Inaptitude et rupture conventionnelle ne font pas bon ménage

Dans une affaire portée devant la Cour d'appel de Poitiers le 28 mars 2012, les dates sont cruciales. Un chauffagiste, présent depuis neuf ans dans une entreprise, avait été victime d’un accident du travail le 5 avril 2007. Le 29 septembre 2008, la médecine du travail avait conclu à l' inaptitude du salarié à son poste avec un nouvel examen prévu le 14 octobre 2008. Pourtant, sans même attendre la deuxième visite médicale, les parties avaient signé le 3 octobre 2008 une rupture conventionnelle du contrat de travail pour le 15 octobre 2008. L'inspection du travail par lettre du 20 octobre 2008, avait refusé d’homologuer sur la base du non respect des délais de rétractation et d’instruction . Les parties avaient donc signé une nouvelle convention et fixé la date de rupture au 15 novembre 2008 ( pour une rupture homologuée le 28 octobre 2008). Entre ces deux évènements, le médecin du travail avait statué définitivement sur l’aptitude du salarié par avis du 14 octobre 2008. Il indiquait que le salarié était  inapte au poste occupé . Six mois après l’homologation administrative, le salarié saisissait le Conseil de prud’hommes des Sables d’Olonne dans le but de faire annuler la rupture conventionnelle de son contrat.  
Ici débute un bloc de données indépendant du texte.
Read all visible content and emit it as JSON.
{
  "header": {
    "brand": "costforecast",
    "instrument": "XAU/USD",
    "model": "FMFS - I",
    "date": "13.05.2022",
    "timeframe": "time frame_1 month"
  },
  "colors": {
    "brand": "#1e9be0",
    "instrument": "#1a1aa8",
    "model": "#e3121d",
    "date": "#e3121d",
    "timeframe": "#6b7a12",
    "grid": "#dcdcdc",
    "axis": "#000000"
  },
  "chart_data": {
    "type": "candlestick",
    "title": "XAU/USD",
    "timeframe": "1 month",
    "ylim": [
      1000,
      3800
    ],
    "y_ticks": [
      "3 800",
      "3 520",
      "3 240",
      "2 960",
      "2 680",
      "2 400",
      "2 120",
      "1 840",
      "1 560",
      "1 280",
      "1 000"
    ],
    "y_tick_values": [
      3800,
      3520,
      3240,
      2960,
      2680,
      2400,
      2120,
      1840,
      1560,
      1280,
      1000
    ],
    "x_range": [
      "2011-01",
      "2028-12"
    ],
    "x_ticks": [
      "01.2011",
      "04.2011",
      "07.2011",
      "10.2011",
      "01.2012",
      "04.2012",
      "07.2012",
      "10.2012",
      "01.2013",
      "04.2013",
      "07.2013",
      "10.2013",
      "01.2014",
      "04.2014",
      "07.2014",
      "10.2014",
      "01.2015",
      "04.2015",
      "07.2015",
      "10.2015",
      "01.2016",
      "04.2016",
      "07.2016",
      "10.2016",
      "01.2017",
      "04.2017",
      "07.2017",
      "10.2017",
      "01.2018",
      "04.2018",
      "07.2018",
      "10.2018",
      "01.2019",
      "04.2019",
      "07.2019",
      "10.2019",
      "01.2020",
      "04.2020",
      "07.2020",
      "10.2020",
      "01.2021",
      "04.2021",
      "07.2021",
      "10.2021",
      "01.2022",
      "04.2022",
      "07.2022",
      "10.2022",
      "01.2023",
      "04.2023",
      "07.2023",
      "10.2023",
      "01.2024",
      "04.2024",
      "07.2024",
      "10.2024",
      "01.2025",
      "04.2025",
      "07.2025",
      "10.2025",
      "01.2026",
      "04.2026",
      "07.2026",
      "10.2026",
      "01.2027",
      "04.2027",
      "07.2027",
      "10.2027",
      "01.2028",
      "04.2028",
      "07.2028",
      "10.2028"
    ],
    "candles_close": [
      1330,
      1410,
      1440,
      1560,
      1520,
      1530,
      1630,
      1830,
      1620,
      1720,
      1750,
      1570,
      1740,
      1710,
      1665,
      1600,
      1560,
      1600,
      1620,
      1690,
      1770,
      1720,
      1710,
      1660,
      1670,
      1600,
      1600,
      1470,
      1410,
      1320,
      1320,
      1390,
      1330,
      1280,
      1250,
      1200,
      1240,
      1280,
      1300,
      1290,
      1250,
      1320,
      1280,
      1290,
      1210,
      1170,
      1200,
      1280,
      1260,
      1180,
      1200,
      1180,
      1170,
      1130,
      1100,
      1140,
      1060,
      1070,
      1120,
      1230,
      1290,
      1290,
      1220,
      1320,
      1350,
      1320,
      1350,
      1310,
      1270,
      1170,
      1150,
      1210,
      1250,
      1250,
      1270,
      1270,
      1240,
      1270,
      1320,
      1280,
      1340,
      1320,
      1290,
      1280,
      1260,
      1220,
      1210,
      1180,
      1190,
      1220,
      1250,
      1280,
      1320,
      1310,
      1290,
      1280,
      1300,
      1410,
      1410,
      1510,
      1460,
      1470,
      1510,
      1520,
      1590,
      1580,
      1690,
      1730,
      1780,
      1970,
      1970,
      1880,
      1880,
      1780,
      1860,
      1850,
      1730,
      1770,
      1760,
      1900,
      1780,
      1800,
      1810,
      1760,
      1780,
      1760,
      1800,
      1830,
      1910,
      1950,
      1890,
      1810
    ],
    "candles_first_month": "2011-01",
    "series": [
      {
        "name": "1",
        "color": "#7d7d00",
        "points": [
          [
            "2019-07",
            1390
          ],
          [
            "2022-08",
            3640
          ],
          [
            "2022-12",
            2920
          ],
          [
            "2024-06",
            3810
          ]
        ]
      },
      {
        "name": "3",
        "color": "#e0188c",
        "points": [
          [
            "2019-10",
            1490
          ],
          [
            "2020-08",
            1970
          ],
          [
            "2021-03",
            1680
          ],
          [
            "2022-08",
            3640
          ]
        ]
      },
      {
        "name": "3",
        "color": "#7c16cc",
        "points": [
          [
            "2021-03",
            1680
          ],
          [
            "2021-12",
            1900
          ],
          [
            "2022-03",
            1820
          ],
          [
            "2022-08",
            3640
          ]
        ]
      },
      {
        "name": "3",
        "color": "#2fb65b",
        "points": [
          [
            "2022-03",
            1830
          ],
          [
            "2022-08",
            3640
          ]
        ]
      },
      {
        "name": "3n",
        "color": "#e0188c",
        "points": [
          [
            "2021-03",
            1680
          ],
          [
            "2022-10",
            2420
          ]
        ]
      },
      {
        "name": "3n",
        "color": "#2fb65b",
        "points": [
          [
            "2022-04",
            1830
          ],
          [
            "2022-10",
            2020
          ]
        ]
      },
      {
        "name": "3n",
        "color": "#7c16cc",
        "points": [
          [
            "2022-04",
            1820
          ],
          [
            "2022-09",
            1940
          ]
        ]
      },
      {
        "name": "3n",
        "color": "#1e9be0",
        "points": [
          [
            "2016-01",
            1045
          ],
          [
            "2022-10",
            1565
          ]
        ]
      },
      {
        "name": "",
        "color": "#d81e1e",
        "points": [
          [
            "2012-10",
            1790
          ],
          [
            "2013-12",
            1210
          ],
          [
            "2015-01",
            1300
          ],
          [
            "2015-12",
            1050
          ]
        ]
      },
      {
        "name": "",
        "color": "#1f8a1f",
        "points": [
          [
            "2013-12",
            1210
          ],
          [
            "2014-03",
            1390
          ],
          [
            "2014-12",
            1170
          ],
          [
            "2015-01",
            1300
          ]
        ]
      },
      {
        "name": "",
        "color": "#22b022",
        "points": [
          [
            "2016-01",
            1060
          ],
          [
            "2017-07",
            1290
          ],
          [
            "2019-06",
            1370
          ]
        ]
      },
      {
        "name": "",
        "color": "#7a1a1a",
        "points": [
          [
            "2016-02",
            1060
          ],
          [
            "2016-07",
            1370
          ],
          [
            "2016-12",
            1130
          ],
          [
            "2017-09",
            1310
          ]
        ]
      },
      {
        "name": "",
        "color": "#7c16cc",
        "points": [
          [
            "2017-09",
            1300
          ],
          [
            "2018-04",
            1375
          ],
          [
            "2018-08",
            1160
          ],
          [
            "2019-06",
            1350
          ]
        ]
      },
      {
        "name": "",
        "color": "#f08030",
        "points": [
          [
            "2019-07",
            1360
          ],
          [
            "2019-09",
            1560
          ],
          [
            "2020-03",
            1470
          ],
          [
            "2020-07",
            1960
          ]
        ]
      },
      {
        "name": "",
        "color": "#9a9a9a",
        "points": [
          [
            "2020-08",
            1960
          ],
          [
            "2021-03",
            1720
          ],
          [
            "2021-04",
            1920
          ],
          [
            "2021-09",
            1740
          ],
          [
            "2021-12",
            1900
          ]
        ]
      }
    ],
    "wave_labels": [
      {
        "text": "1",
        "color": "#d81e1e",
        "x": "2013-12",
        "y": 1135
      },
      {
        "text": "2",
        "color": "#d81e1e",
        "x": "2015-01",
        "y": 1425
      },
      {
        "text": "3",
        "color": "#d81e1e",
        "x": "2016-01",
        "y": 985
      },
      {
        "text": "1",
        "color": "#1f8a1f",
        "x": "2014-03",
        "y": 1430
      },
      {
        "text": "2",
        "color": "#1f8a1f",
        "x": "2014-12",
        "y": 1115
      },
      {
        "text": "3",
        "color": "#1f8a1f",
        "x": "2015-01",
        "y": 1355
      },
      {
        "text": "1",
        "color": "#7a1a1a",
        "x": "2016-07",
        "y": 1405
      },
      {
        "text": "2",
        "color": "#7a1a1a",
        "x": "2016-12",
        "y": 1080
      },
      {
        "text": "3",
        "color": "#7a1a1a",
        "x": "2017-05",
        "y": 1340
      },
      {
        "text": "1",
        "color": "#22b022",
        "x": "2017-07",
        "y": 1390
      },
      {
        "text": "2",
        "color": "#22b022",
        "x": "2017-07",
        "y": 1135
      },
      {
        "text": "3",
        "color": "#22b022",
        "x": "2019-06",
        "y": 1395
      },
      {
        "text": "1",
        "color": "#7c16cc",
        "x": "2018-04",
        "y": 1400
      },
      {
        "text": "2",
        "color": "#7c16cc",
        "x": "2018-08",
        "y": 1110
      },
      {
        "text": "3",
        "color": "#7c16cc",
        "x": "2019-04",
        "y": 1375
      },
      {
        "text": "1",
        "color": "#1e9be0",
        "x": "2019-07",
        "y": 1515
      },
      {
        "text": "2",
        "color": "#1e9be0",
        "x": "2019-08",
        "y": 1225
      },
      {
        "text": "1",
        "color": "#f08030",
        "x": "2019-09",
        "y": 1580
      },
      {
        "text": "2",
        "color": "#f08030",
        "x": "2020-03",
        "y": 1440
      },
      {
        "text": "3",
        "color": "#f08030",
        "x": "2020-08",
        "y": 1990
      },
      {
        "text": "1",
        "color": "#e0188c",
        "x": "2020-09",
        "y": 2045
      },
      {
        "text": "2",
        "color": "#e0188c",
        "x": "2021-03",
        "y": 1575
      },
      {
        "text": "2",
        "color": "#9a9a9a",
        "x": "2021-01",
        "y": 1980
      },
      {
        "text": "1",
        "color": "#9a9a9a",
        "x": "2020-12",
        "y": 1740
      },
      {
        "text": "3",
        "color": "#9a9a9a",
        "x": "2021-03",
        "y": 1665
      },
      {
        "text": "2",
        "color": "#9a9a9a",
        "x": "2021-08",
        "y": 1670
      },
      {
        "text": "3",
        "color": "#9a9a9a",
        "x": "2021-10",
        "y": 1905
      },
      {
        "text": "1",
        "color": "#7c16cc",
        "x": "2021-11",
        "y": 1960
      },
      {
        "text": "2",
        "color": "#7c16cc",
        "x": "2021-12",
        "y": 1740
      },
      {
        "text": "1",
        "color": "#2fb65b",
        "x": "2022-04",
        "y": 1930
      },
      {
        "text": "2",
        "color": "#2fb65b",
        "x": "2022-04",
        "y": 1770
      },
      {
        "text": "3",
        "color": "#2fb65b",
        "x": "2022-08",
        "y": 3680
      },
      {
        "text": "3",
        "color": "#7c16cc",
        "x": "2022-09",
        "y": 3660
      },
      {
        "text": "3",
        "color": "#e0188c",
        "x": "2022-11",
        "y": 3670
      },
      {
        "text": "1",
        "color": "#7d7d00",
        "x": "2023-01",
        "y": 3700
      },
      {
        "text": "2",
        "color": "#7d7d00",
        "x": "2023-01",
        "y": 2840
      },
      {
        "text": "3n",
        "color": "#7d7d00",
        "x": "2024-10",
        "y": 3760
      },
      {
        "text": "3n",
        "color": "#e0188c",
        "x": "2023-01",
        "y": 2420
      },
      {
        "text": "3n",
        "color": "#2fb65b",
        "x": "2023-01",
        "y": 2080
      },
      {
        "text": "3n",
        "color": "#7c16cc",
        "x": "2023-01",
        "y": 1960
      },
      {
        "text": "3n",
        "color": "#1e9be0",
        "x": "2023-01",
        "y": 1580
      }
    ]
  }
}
Par un arrêt du 28 mars 2012 ,la Cour d’appel de Poitiers  estime que "le statut de victime d’accident du travail s’oppose à la rupture conventionnelle du contrat de travail" et que  "l’existence de l’obligation de reclassement à la charge de l’employeur fait obstacle au contournement de cette obligation par le recours à la rupture conventionnelle". En effet, les juges du fond estiment que "la prise en considération de l’état de santé constitue une discrimination s’opposant au recours à la rupture conventionnelle ».

Pour la Cour, non seulement la rupture conventionnelle est annulée, mais la rupture du contrat qui s'en est suivie est également nulle.

Ce faisant, elle s'inspire logiquement des règles qui organisent le licenciement en cas de suspension du contrat de travail pour accident du travail, qui circonscrivent le licenciement à une faute grave du salarié (ou à une impossibilité de maintenir le contrat pour une raison étrangère à la maladie ou l'accident du travail, L.1226-9 du Code du Travail).